Çomü Eski Rektörü ve Terör Uzmanı Sedat Laçiner, gözaltı süresince yaşadıklarını Haberdar.com'daki köşesinde kaleme aldı.
İşte Sedat Laçiner'in o yazısı:
26 Aralık Cumartesi sabahı evin kapısı sert bir şekilde çaldı. Çocuklar uyanıktı. Üzerimde yatak kıyafetleri, çalışma masamda birkaç saattir Lawrance Freedman’ın ‘Strategy’ adlı kitabını okuyordum. Ben doktora yaparken Freedman, King’s College’da (Londra Üniversitesi) ‘Savaş Çalışmaları Bölümü’nün başkanıydı. Parlak bir akademisyendi, odasının önünden geçerken hayranlık hissiyle dolardım.
İşte kitabı okurken biraz da doktora yıllarıma, o yılların Londrasına döndüm. Kapı açıldığında ise gerçek dünyaya.
Kapıda 4 polis, biri bayan, bir de yanlarında sivil bir kadın. Polisler sakallı, sert bakışlı, uzun boylu… Üzerlerinde reklam tabelası gibi kocaman harflerle ‘POLİS’ yazıyor. Yani evin basıldığını görmeyen kalmamış olmalı.
Evde ise çocuklar şaşkın, eşim uyku sersemi, hepimiz ne olduğunu anlamaya çalışıyoruz.
Evimizi arama kararı varmış. “Suçumuz ne” diye sordum, devleti yıkmaya çalışmaktan, hükümete darbeye kadar 20’den fazla suç saydılar…
Şaka gibi. Ömrü terörle mücadeleyi anlatmakla geçmiş, bütün bir hayatı şiddete karşı çıkmakla geçmiş birine karşı yöneltilen suçlamalara bakar mısınız!...
Sabahın 07:00’si ve çocuklarımın, eşimin önünde 4 polis evi didik didik arıyorlar. Suçlamaların açıklaması yok. Sadece kanun maddelerini yazmışlar, geçmişler. Birinin şüphesi gelmiş, özel ekip evimi basmış...
Evde ne bulacaklar?
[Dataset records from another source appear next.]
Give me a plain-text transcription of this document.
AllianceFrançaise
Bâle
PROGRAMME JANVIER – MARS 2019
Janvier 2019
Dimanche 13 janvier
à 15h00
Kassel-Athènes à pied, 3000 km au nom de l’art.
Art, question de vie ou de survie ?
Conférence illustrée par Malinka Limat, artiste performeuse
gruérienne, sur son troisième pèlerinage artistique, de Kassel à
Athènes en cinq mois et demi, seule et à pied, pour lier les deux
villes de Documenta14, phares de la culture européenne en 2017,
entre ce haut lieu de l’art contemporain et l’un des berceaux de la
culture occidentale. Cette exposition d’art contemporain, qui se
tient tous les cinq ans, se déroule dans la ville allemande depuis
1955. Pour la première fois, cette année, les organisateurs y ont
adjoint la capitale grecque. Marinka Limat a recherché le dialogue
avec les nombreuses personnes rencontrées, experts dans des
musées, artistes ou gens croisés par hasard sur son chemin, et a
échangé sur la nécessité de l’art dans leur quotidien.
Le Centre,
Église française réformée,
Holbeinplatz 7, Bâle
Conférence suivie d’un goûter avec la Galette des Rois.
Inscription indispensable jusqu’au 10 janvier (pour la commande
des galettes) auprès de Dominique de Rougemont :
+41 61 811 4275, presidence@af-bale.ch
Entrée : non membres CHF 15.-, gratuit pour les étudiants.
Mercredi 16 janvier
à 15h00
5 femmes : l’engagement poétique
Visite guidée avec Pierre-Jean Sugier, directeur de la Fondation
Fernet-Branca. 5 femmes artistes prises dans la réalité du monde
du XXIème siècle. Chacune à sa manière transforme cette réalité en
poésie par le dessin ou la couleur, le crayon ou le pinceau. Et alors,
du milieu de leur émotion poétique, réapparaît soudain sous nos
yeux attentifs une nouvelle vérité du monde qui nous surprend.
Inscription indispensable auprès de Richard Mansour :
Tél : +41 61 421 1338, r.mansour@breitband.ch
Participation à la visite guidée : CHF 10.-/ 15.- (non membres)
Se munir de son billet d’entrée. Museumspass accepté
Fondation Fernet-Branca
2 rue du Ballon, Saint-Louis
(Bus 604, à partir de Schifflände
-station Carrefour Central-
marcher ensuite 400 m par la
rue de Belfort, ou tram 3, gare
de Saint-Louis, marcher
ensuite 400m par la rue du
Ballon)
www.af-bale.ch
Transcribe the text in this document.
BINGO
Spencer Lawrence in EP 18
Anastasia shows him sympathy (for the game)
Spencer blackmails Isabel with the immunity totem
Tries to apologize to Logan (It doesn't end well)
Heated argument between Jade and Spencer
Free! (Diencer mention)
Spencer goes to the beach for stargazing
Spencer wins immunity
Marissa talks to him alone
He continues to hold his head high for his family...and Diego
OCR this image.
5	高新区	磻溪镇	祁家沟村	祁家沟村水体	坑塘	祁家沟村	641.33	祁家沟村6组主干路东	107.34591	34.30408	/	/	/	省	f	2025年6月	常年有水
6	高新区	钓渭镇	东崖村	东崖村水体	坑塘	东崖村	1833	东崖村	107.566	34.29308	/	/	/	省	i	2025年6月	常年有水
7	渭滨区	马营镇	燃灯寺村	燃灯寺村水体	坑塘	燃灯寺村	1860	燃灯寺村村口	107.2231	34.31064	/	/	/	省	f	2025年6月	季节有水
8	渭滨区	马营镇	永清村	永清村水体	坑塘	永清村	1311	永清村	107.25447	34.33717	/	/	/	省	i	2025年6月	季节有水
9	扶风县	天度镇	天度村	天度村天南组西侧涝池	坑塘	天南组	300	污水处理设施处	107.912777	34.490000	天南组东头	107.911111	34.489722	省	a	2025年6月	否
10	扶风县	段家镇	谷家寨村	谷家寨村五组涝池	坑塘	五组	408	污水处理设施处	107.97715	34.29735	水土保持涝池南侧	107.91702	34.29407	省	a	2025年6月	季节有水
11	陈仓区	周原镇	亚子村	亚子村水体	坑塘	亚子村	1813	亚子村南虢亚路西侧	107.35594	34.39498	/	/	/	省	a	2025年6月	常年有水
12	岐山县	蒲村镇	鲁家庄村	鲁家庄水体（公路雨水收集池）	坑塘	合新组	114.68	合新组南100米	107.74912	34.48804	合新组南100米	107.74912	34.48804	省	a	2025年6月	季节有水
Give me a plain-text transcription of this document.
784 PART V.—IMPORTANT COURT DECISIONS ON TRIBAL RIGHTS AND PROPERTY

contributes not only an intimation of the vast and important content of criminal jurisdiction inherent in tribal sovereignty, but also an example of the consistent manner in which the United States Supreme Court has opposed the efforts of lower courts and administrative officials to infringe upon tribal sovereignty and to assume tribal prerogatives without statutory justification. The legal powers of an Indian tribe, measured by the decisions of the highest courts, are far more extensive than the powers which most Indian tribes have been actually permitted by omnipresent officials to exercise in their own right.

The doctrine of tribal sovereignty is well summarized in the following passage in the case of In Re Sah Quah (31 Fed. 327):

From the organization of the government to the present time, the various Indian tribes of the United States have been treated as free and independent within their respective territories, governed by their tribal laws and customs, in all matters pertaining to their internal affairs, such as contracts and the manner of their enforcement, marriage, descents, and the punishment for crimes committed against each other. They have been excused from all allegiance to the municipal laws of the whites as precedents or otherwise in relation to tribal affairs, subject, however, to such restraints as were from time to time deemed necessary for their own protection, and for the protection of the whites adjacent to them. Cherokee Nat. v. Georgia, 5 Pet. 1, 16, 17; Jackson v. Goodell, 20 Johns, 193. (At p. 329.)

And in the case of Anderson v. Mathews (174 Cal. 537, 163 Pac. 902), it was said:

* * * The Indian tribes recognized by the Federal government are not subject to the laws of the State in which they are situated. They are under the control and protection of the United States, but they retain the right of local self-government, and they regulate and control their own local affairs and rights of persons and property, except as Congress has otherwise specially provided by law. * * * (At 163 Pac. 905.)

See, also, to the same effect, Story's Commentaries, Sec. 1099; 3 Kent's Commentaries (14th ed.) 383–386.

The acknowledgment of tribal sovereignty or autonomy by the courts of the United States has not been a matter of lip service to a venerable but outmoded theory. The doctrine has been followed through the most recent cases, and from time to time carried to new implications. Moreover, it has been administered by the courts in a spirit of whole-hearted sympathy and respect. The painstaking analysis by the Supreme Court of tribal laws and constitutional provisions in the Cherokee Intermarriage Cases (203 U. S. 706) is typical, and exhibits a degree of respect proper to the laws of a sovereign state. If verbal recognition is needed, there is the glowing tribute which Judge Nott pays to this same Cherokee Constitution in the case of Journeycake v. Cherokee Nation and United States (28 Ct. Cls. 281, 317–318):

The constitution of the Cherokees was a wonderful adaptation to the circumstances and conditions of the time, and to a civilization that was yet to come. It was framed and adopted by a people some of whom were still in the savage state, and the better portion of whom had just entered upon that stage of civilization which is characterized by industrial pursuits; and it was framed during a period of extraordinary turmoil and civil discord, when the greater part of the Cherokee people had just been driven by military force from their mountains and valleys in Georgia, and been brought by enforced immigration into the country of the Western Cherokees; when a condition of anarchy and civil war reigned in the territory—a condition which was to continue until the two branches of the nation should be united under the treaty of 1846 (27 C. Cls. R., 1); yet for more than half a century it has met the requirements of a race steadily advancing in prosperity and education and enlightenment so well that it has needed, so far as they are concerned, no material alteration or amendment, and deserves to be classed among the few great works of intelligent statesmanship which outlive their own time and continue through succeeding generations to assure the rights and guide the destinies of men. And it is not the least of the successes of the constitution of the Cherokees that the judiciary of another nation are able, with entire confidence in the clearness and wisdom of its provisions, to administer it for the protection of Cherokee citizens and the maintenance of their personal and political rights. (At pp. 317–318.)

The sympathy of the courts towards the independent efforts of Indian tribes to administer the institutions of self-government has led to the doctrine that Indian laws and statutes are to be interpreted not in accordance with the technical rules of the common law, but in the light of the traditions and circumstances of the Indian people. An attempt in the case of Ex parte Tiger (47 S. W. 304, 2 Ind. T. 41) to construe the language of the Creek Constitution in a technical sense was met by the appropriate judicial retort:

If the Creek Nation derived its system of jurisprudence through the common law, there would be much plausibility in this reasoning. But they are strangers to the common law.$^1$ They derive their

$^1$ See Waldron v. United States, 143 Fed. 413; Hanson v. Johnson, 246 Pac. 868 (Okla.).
Ne bir silahım oldu, ne de bir bombam… Evde sadece benim kitaplarım ve çocukların oyuncakları var...
Özel mektuplarımıza kadar baktılar. Yok işte, yok, yok. Değil terörü andıracak, şiddeti andırabilecek en ufak bir çakı bile bulamadılar…
Sonrasında bir polis arabasına tıkıldım, iki polisin arasında sıkışmış vaziyette Emniyet’e götürüldüm. Arama esnasında, yolda ve Emniyet’te polislere suçumu sordum, genelde başları öne eğikti.
“Bu kente, bu Üniversiteye, bu ülkeye sadece hizmet ettim. Özel hayatımı ve hatta sağlığı bu uğurda feda ettim. Şimdi bu şekilde mi teşekküre geldiniz” dedim. Bir şey diyemediler. Suçluluk duygusu benim gözlerimde değil, beni zorla götürenlerin gözlerindeydi.
Gözaltında olduğum söylendi. Benim gibi birçok kişi de gözaltındaymış. Ben, ifademi alacaklar diye düşünürken, neredeyse hiçbir işlem yapmadan Terörle Mücadele şubesinde bir nezarete attılar.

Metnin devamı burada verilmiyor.